Elle souligne qu’il n’est pas nécessaire de suivre une formation reconnue par l’Etat pour être psychopraticien et qu’il s’agit de développer les capacités thérapeutiques des personnes suivant la formation.

Elle note qu’il est utilisé le terme de certification, pas de diplôme pour définir la qualification obtenue à l’issue du cursus.
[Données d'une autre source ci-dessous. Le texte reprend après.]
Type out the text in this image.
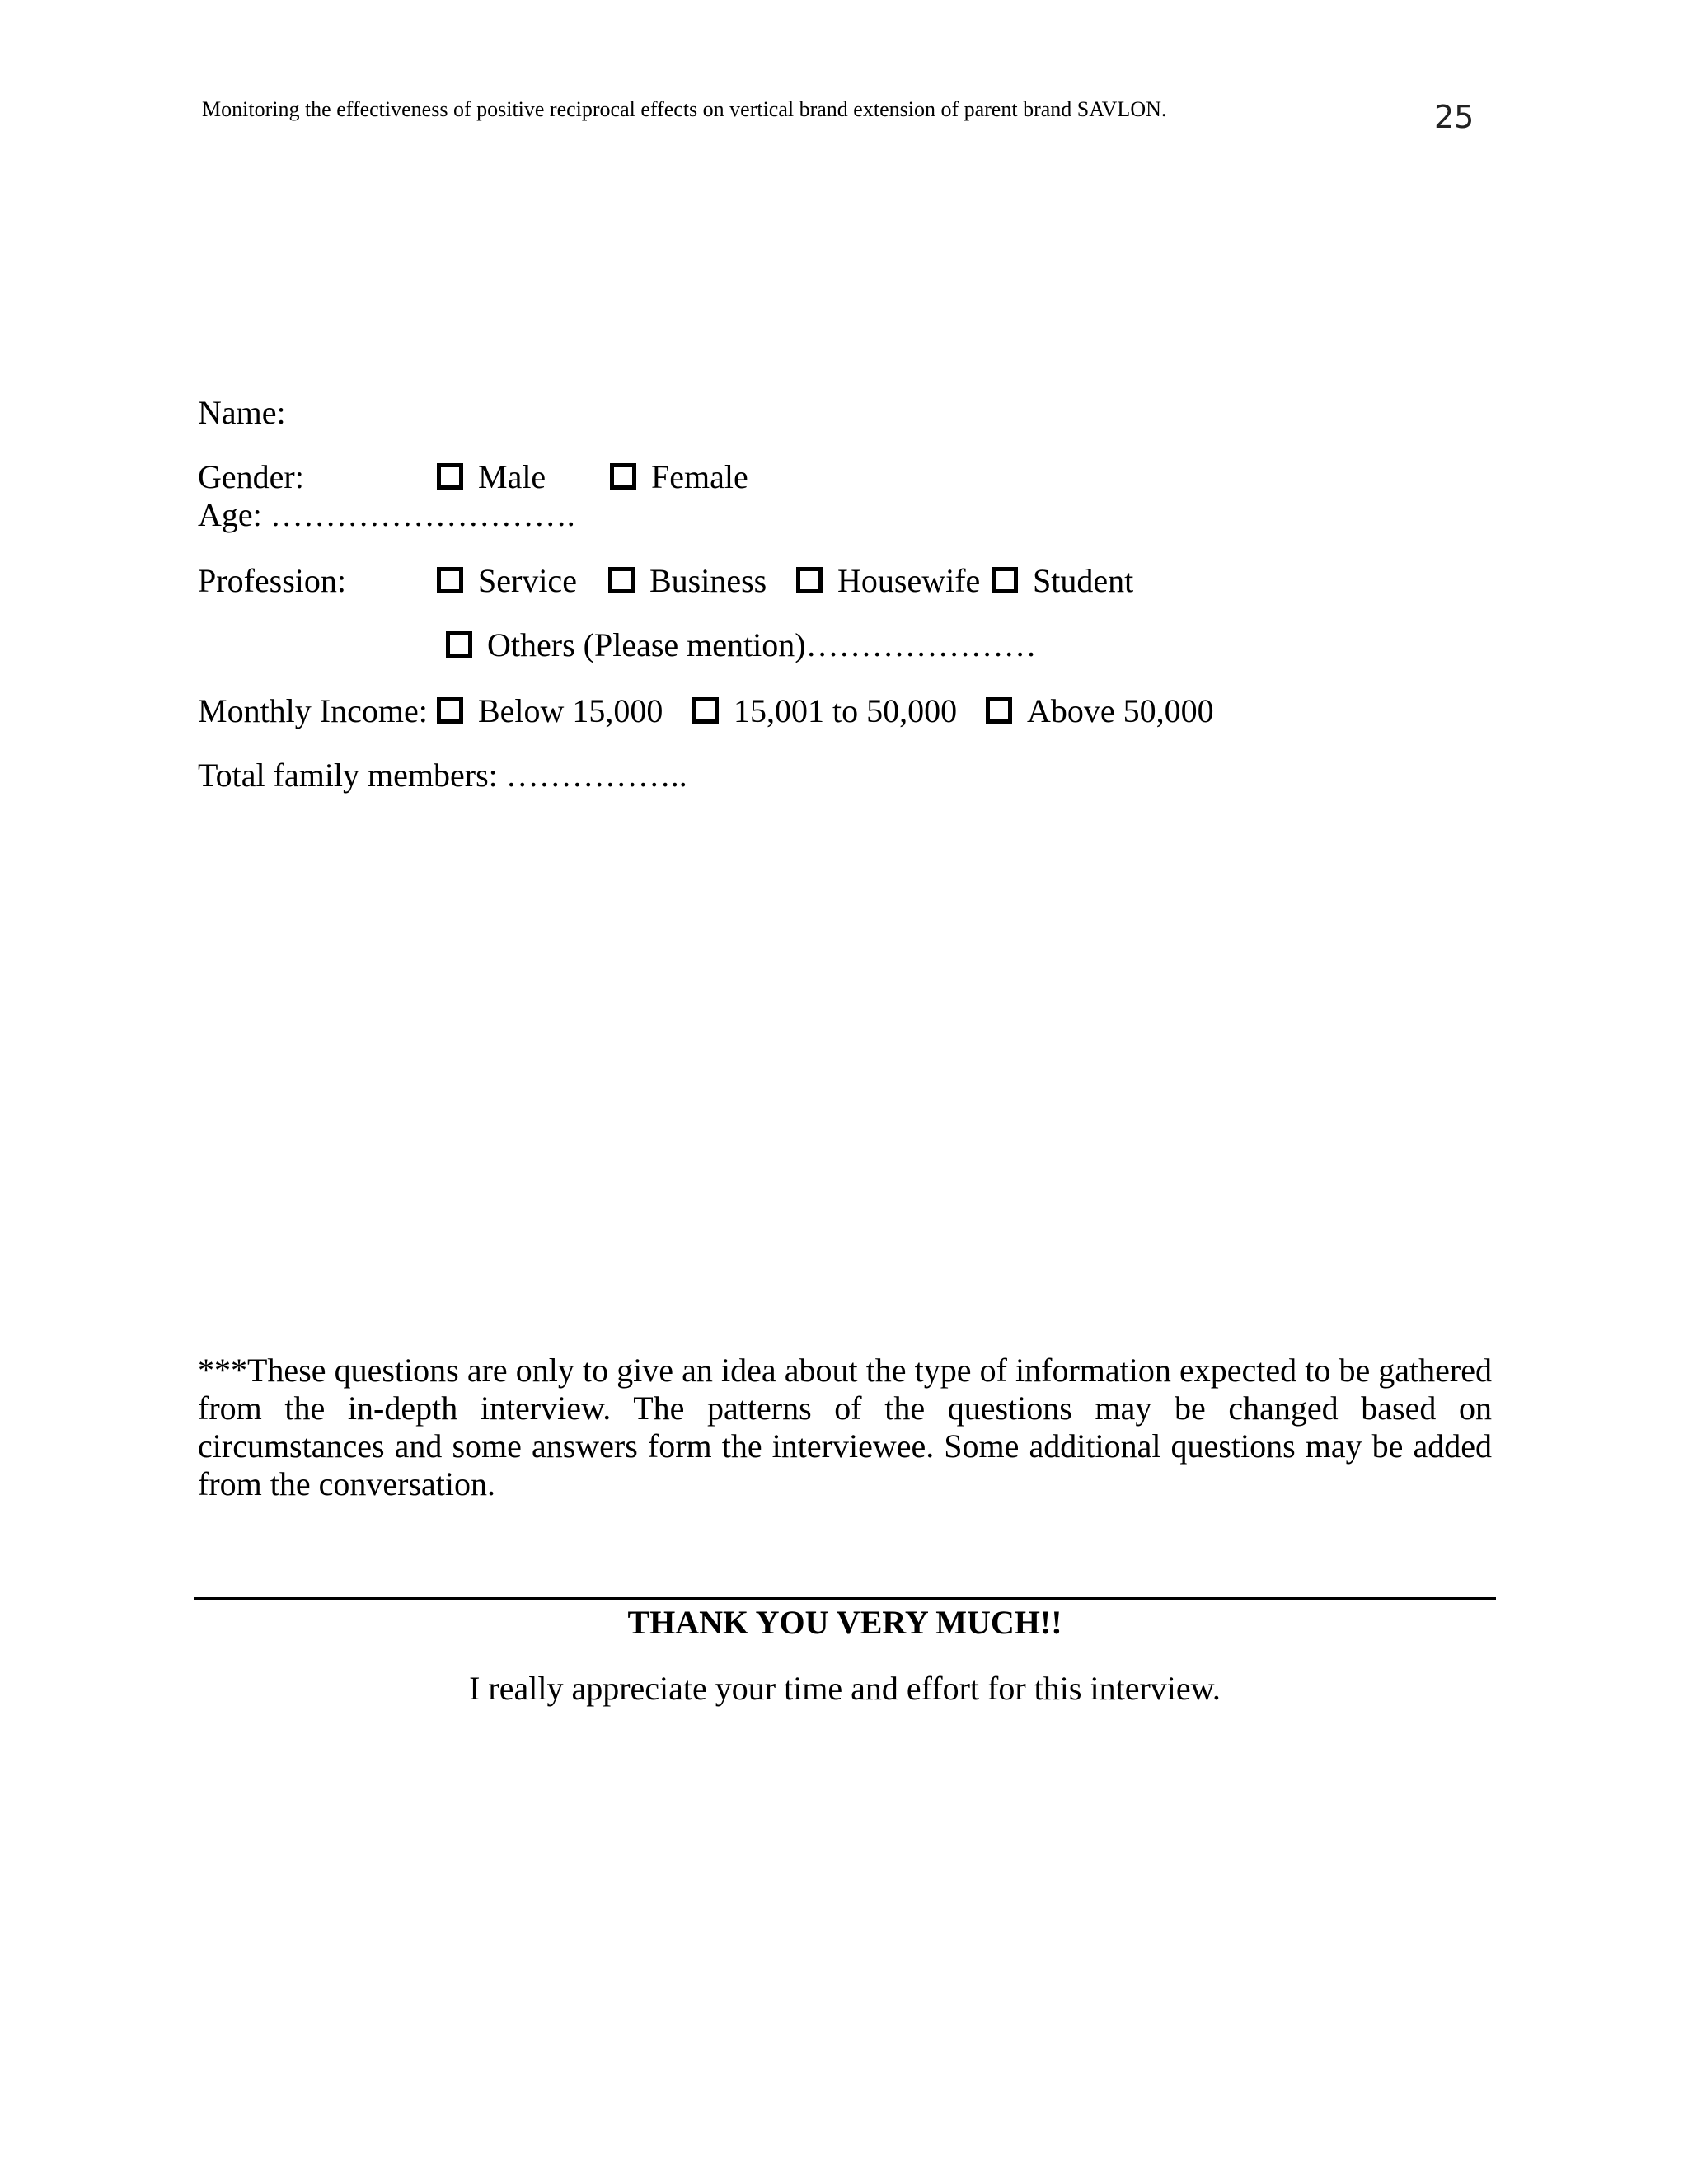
Monitoring the effectiveness of positive reciprocal effects on vertical brand extension of parent brand SAVLON.	25
Name:
Gender:	Male	Female
Age: ……………………….
Profession:	Service	Business	Housewife	Student
Others (Please mention)…………………
Monthly Income:	Below 15,000	15,001 to 50,000	Above 50,000
Total family members: ……………..
***These questions are only to give an idea about the type of information expected to be gathered from the in-depth interview. The patterns of the questions may be changed based on circumstances and some answers form the interviewee. Some additional questions may be added from the conversation.
THANK YOU VERY MUCH!!
I really appreciate your time and effort for this interview.
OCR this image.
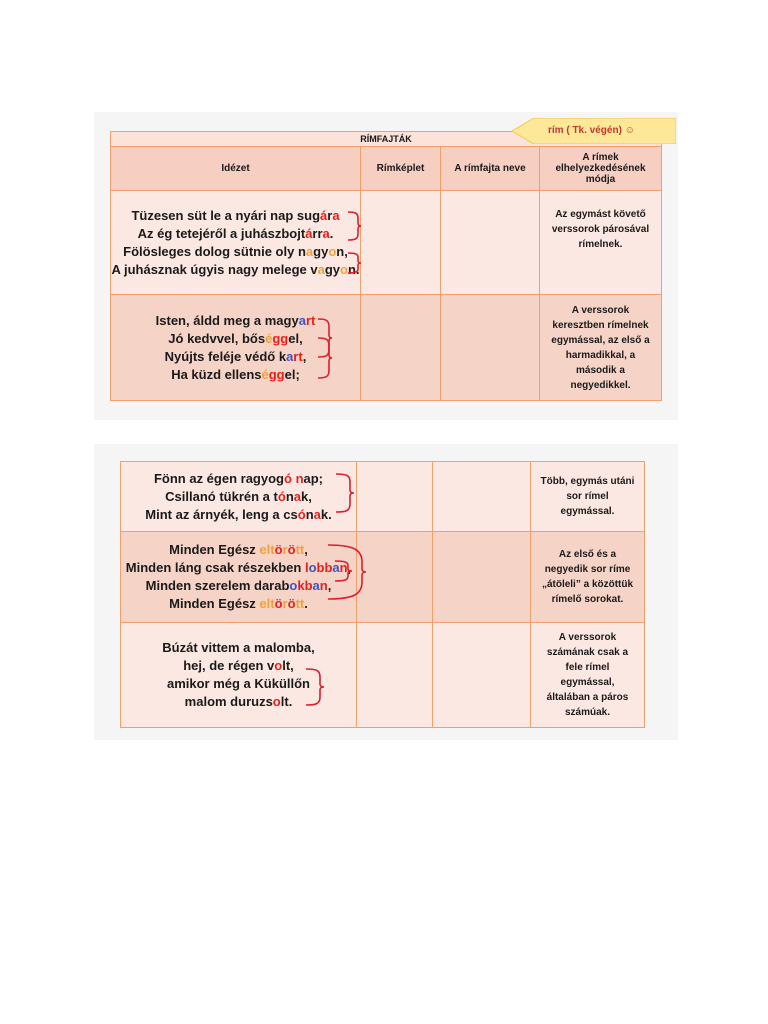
RÍMFAJTÁK			
Idézet	Rímképlet	A rímfajta neve	A rímek elhelyezkedésének módja

Tüzesen süt le a nyári nap sugára
Az ég tetejéről a juhászbojtárra.
Fölösleges dolog sütnie oly nagyon,
A juhásznak úgyis nagy melege vagyon.			Az egymást követő verssorok párosával rímelnek.

Isten, áldd meg a magyart
Jó kedvvel, bőséggel,
Nyújts feléje védő kart,
Ha küzd ellenséggel;			A verssorok keresztben rímelnek egymással, az első a harmadikkal, a második a negyedikkel.
rím ( Tk. végén) ☺
Fönn az égen ragyogó nap;
Csillanó tükrén a tónak,
Mint az árnyék, leng a csónak.			Több, egymás utáni sor rímel egymással.

Minden Egész eltörött,
Minden láng csak részekben lobban,
Minden szerelem darabokban,
Minden Egész eltörött.			Az első és a negyedik sor ríme „átöleli” a közöttük rímelő sorokat.

Búzát vittem a malomba,
hej, de régen volt,
amikor még a Küküllőn
malom duruzsolt.			A verssorok számának csak a fele rímel egymással, általában a páros számúak.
Elle insiste sur le fait qu’elle n’est pas inscrite au titre de la formation professionnelle et dit ne pas comprendre qu’il lui soit reproché d’avoir passé sous silence cet élément.

Elle dénie avoir contraint la personne en formation auprès de ses services à effectuer des sessions de thérapie et formations annexes ou qu’il soit rapporté un état de faiblesse de la part de la société Focale RH.

***

Sur la question de la durée de la formation, il ne ressort pas des éléments contenus dans le contrat que celle-ci soit perpétuelle, car il y est mentionné une durée au cursus à effectuer et surtout le fait que les formations prévues doivent être suivies pour pouvoir être sanctionnées. Il s’ensuit qu’il existe une durée prévue, étant précisé que celle-ci peut être aménagée par le stagiaire au vu de ses contraintes personnelles et professionnelles. Dès lors, en l’absence d’obligation complémentaire prévue, il ne saurait s’agir d’une absence de définition de la durée de la formation.

Cet argument sera donc rejeté.

Il convient de relever, comme l’a exactement fait le premier juge, que la référence dans le premier paragraphe du contrat conclu entre les parties au livre IX du code du travail portant organisation de la formation professionnelle continue dans le cadre de l’éducation permanente et des articles 950-1 et suivants de ce livre, devenu la sixième partie de ce code relative à la formation professionnelle tout au long de la vie, confirmée par les autres éléments susmentionné au titre de la qualification de la convention, ne peuvent qu’induire qu’il s’agit d’une formation professionnelle enregistrée au répertoire national des certifications professionnelles.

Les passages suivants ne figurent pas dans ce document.